French Officers would take notice of his abilities, and would make Tarrare into a reconnaissance soldier, with him eating boxes with notes in them, so they could be “delivered” later on.
He would be sent to Prussia, but was quickly captured after he drew attention through his lack of German and mutilating small animals and eating them. He was constantly beaten and when he wasn’t, he was chained to a latrine until his note passed.
If the constant torture wasn’t enough trauma, he was almost executed, with having the noose tied around his neck just before his execution was called off.
Being sent back to France, Tarrare was begging medical professionals to find a cure for his condition. Even with a regulated diet, Tarrare’s hunger would get the best of him, sneaking outside and fighting stray dogs over trash to eat, or consuming amputated limbs as his hunger was growing out of control.

Eventually, the doctors had enough of him, and he was kicked out.

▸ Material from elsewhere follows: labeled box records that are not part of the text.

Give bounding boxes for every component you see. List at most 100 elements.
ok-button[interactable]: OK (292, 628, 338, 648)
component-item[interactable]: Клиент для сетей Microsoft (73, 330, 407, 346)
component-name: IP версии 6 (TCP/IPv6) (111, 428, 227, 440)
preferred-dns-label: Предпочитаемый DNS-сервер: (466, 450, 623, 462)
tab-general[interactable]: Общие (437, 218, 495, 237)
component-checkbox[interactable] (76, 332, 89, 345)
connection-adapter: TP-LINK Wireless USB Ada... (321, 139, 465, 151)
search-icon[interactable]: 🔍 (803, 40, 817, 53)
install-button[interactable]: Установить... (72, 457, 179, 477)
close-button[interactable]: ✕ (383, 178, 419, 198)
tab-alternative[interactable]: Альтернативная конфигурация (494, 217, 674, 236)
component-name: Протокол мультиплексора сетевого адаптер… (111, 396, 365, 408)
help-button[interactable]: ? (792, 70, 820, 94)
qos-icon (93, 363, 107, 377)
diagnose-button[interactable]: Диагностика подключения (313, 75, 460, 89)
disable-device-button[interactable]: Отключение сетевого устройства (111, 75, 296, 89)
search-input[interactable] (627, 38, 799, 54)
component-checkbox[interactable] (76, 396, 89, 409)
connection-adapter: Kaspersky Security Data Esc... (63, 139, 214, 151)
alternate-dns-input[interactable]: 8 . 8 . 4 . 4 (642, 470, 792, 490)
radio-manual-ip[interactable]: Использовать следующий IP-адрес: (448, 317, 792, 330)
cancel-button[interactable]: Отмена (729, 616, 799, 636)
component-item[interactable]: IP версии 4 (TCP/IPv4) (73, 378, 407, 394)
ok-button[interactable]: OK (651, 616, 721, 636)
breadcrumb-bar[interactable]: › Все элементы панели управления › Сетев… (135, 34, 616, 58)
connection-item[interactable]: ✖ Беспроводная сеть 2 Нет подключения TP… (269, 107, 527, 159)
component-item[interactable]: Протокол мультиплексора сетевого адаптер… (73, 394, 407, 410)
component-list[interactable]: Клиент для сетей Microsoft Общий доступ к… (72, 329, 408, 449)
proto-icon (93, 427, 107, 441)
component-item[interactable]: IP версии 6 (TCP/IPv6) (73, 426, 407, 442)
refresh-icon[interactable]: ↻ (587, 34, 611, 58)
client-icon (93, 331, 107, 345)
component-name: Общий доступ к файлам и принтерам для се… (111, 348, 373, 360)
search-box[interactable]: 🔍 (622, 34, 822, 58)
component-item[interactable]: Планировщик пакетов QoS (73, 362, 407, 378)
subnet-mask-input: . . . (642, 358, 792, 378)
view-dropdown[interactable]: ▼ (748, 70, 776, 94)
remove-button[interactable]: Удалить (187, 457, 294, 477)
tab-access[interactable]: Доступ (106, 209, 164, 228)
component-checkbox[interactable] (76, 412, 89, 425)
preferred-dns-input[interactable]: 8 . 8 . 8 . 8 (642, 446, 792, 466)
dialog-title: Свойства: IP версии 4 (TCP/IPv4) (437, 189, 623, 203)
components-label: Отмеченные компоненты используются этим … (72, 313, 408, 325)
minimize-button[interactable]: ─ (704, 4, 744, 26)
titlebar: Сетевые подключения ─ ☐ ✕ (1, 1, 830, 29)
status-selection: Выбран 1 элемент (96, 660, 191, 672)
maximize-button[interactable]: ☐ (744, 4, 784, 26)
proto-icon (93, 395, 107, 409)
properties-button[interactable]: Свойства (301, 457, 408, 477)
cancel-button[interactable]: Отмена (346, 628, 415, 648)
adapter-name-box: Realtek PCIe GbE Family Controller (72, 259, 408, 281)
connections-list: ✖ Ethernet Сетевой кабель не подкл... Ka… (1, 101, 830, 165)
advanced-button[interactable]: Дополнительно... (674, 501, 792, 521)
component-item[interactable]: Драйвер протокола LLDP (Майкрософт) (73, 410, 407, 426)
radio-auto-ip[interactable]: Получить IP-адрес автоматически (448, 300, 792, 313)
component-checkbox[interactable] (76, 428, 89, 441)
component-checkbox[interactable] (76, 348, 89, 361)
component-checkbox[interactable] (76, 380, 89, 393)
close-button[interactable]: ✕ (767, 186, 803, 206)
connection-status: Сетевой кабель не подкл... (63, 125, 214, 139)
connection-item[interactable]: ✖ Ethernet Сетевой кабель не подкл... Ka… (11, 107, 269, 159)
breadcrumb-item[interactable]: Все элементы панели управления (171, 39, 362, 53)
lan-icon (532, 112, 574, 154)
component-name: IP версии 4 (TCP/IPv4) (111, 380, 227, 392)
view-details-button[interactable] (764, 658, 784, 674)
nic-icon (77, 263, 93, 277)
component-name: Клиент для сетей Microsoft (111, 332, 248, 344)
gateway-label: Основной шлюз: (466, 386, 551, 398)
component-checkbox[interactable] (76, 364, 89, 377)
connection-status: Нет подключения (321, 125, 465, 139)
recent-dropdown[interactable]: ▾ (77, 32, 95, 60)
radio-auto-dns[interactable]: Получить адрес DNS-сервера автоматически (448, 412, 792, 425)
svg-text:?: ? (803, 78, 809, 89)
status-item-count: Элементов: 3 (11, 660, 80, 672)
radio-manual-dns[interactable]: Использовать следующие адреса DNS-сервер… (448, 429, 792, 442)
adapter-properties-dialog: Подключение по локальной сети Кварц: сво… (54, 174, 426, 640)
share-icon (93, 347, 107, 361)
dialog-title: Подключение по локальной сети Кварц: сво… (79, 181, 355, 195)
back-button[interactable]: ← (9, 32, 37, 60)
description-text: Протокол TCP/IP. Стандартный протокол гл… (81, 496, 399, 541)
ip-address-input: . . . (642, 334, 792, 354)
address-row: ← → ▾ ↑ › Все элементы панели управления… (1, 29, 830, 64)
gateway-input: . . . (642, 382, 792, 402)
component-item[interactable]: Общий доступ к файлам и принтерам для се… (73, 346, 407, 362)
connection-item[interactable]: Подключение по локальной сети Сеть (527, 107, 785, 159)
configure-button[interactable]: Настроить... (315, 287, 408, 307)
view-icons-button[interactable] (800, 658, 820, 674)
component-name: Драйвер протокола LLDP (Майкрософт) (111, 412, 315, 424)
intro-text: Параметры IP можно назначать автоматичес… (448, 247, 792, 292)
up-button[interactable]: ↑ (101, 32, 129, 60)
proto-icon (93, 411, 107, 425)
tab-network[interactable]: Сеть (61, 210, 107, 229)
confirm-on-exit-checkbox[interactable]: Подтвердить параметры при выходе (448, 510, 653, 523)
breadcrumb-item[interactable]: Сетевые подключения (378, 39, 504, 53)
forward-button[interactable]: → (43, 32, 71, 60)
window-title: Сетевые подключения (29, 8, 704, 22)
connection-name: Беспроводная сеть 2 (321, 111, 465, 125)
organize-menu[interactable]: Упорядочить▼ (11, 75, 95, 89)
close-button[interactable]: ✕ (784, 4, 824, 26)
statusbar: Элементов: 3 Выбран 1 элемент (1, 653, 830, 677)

The next four years of his life remain a mystery, but he came back to the hospital, suffering from a severe case of tuberculosis. A few days later, he would die at the age of 26.

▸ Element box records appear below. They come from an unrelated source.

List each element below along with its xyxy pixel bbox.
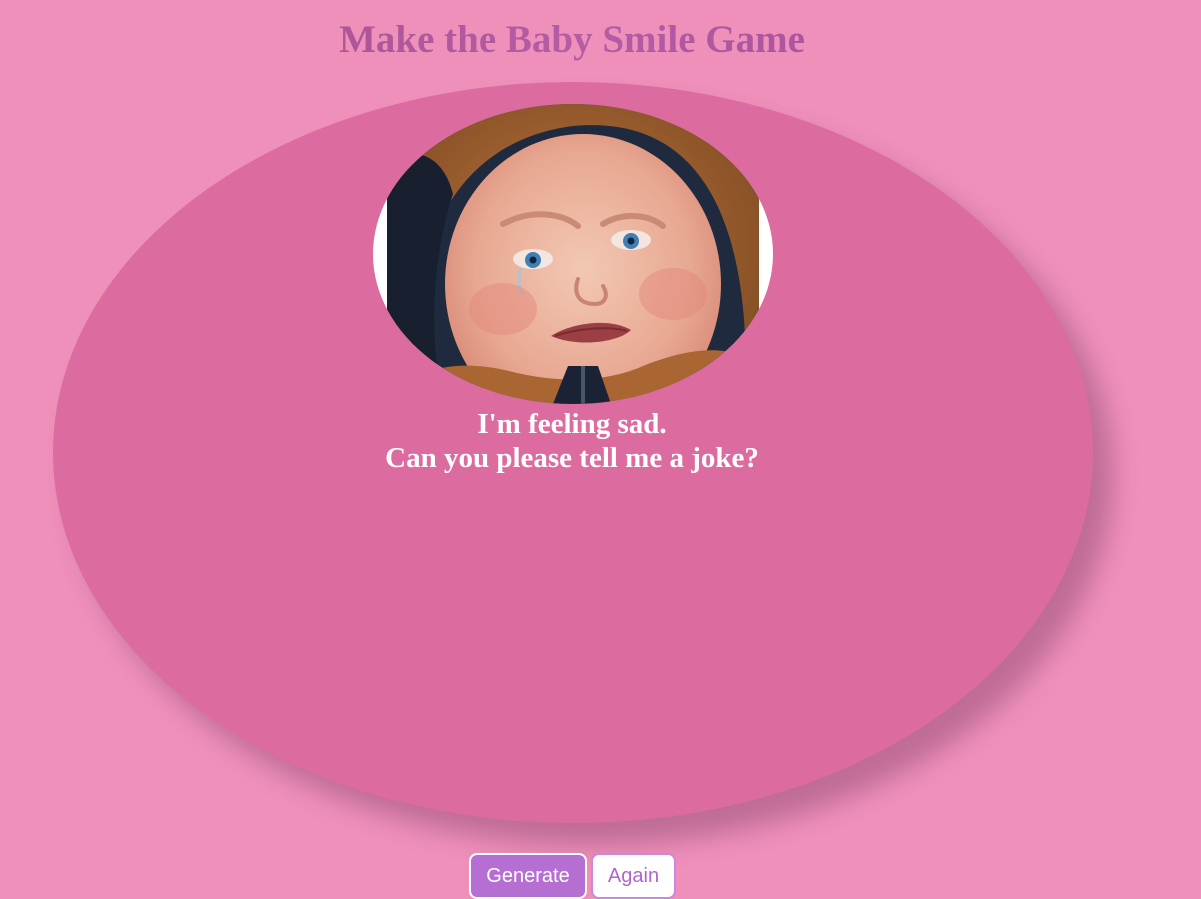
game-title: Make the Baby Smile Game bbox=[0, 14, 1144, 66]
again-button[interactable]: Again bbox=[591, 853, 676, 899]
message-line-1: I'm feeling sad. bbox=[477, 408, 667, 440]
baby-message: I'm feeling sad. Can you please tell me … bbox=[0, 407, 1144, 475]
message-line-2: Can you please tell me a joke? bbox=[385, 442, 759, 474]
baby-image bbox=[373, 104, 773, 404]
generate-button[interactable]: Generate bbox=[469, 853, 587, 899]
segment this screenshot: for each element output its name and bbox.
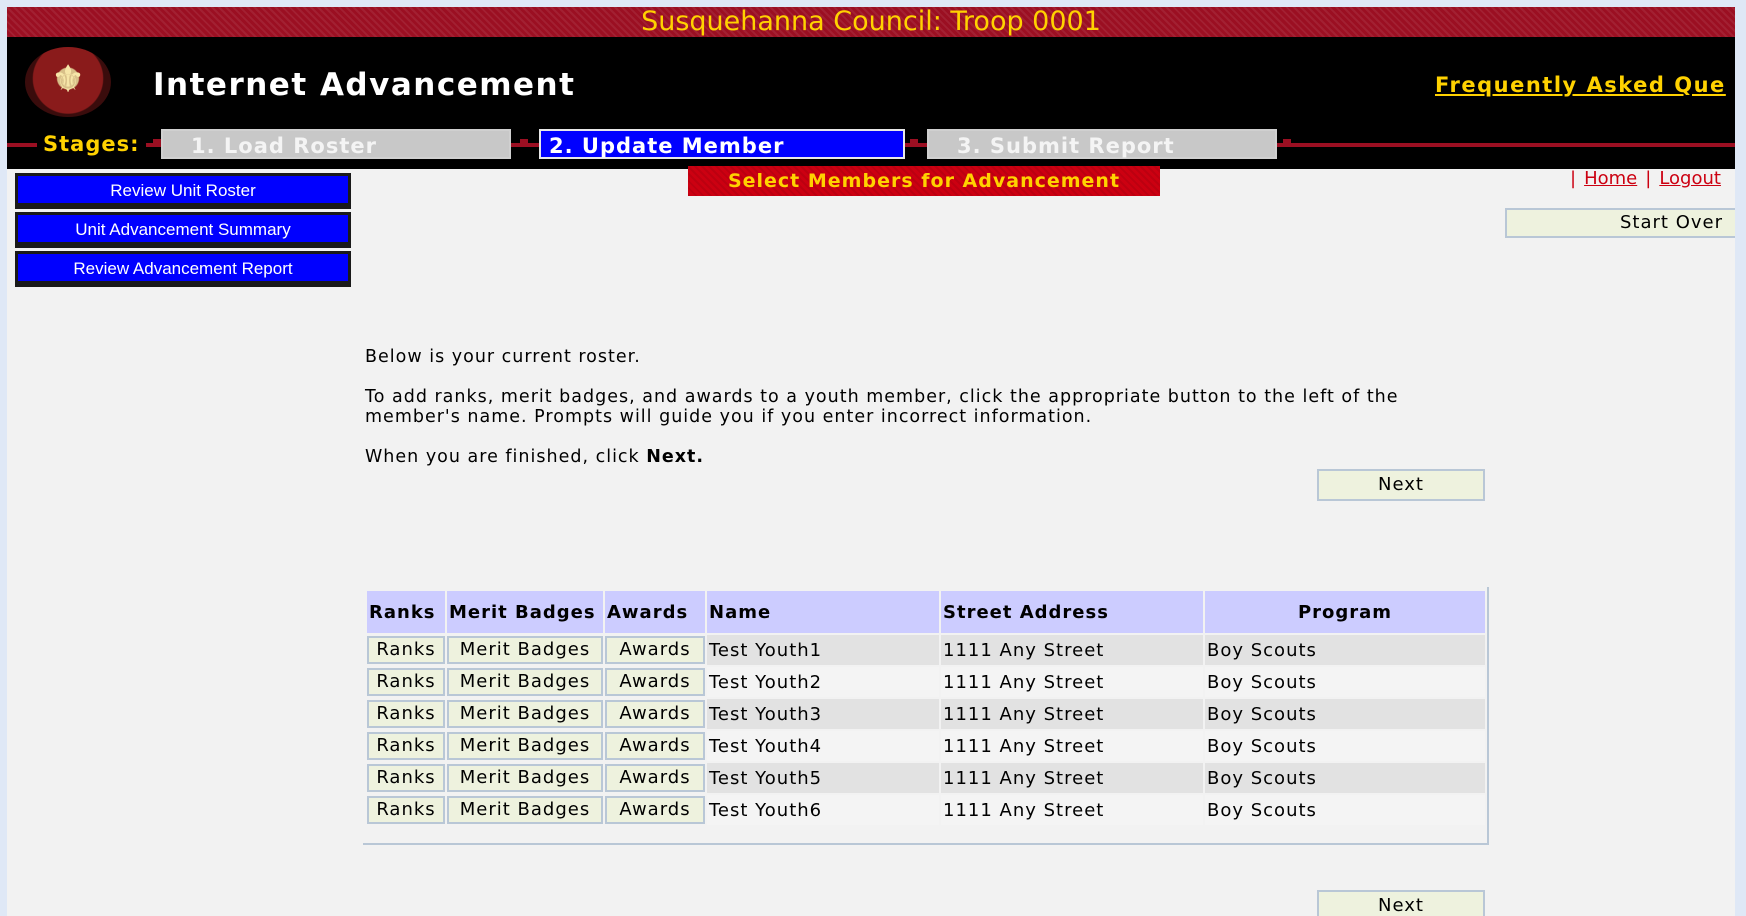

During his autopsy, it was discovered that what made Tarrare the hungry monster that he was, was his grossly enlarged digestive system. Medical experts to this day still can’t figure out what made his system like this, making Tarrare the only recorded instance of his condition.
What could be more unfortunate than to be born with a constant and relentless hunger that could drive a man into a monster just to satisfy himself?
This Darrell Simmons of Morley, Alberta in Canada. Not only was he unlucky enough to have been born in Canada, but his luck never improved throughout his life.

He was forced to be chemically castrated after he was wrongfully accused of multiple sexual assaults in the 1980s. Once he was released from prison, he was given a pretty substantial sum of money.
Through bad investments though, he sadly lost everything. While working at a saw mill to try and get his life back together, he lost his hand in a freak accident.
One night while was out hunting with a friend, he was shot three times after being mistaken for a charging elk.
After recovering from the shooting, he was at home shoveling his driveway when he was struck by lightning in a snow storm. Darrell ultimately died that night, but it was determined that he survived the strike and actually froze to death.
I’ve always liked the story of Tsutomu Yamaguchi who I consider both one of the luckiest AND unluckiest men in history.
Yamaguchi was a resident of Nagasaki who was visiting Hiroshima on business on the morning of August 6th 1945 – where he experienced (and survived) the atomic bomb dropped on the city at 8:15 am. Yamaguchi was injured but never-the-less returned home to Nagasaki where he returned to work on the morning on August 9th 1945 – just in time to experience the second atomic bomb.
He survived again.
Hence he is the luckiest man in history (survived two Atomic bombs) and unluckiest man in history (had two atomic bombs dropped on him).
He actually lived for many years after the war, passing away only a few years ago in 2010.